Nevertheless, Ronald Reagan delivered a sharp speech during his reign at this famous site.
In full, Fawcett Farm’s open living plan spans seven bedrooms, six bathrooms, kitchen, service room with laundry, living room with fireplaces, family room, and master bedroom. A “small, semi-attached museum”, a separate workshop, swimming pool, koi pond, and Japanese garden decorate its exterior.
Wright’s distinctively American style refers to the nearly 60 homes he designed for middle-class families beginning in 1936, with the Herbert Jacobs House in Madison, Wisconsin. Of sustainable methods such as solar heating, passive cooling and natural light through casement windows.
In 1944, Stanford University football star Buck Fawcett turns down a project with the Chicago Bears to tend to his family’s farm. His father, founder of the Producers Cotton Oil Company, had fallen ill. Fawcett commissioned Wright to design this home, which is located on 76 acres at 21200 Center Ave. in Los Banos, California, after the two met while Fawcett was taking an architecture class at Stanford.
Upon seeing photos of the site, Wright famously said, “There’s not a lot of beauty out there.” Fawcett replied, “Indeed, Mr. Wright, California’s Central Valley contains the most fertile farmland in the world, and you should consider it an honor to build a home there!”
Wright finished the design for Fawcett Farm in 1955, making it among the last structures envisioned by the architect before his death in 1959. It was constructed posthumously in 1961, and is a utilitarian emblem for its distinct organic architecture. Wright once said, “We no longer have an outside and an inside as two separate things.” “They are from each other.”

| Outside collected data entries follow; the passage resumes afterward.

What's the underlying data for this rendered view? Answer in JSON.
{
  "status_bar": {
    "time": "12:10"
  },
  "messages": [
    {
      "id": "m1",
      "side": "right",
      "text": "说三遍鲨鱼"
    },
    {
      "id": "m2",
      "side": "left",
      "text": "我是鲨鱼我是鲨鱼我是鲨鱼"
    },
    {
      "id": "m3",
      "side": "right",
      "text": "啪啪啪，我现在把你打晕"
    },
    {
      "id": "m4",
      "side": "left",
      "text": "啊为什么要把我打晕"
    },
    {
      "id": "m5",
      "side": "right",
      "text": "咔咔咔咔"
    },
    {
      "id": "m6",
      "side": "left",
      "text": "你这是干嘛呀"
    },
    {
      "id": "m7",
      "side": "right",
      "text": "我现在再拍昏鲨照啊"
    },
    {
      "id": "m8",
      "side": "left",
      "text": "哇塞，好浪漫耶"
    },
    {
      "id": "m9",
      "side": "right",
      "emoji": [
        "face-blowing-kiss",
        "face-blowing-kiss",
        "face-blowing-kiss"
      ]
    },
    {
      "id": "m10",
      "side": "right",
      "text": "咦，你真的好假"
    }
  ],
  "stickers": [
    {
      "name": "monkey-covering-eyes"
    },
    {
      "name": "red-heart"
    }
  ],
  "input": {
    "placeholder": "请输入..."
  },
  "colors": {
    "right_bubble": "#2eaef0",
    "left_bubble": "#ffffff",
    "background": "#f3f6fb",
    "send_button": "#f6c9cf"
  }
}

To that end, Fawcett Farm’s listing reads, “The residence and surrounding gardens offer an island of peace rising from the crops and merging with the distant mountains on the distant horizon.” Meanwhile, Wright orientated the house to protect it from the heat and winds of the valley while offering sweeping views of the coastal mountains to the west.
According to the New York PostFawcett remained sole owner of the property until his death in 2009. The new owners, a married couple, brought it together in 2012 and hired Wright apprentice Arthur Dyson to restore the space. With consultation from the architect’s grandson, Eric Lloyd Wright, they retooled the landscape and gardens – and beefed up security.
Their work won a 2019 award from the California Preservation Foundation, selected by a jury of leading architects, engineers and journalists, with a focus beyond urban centers.
It’s probably the only real farmhouse [Wright] Dyson told the Eichler Network after they received the award. At least in California.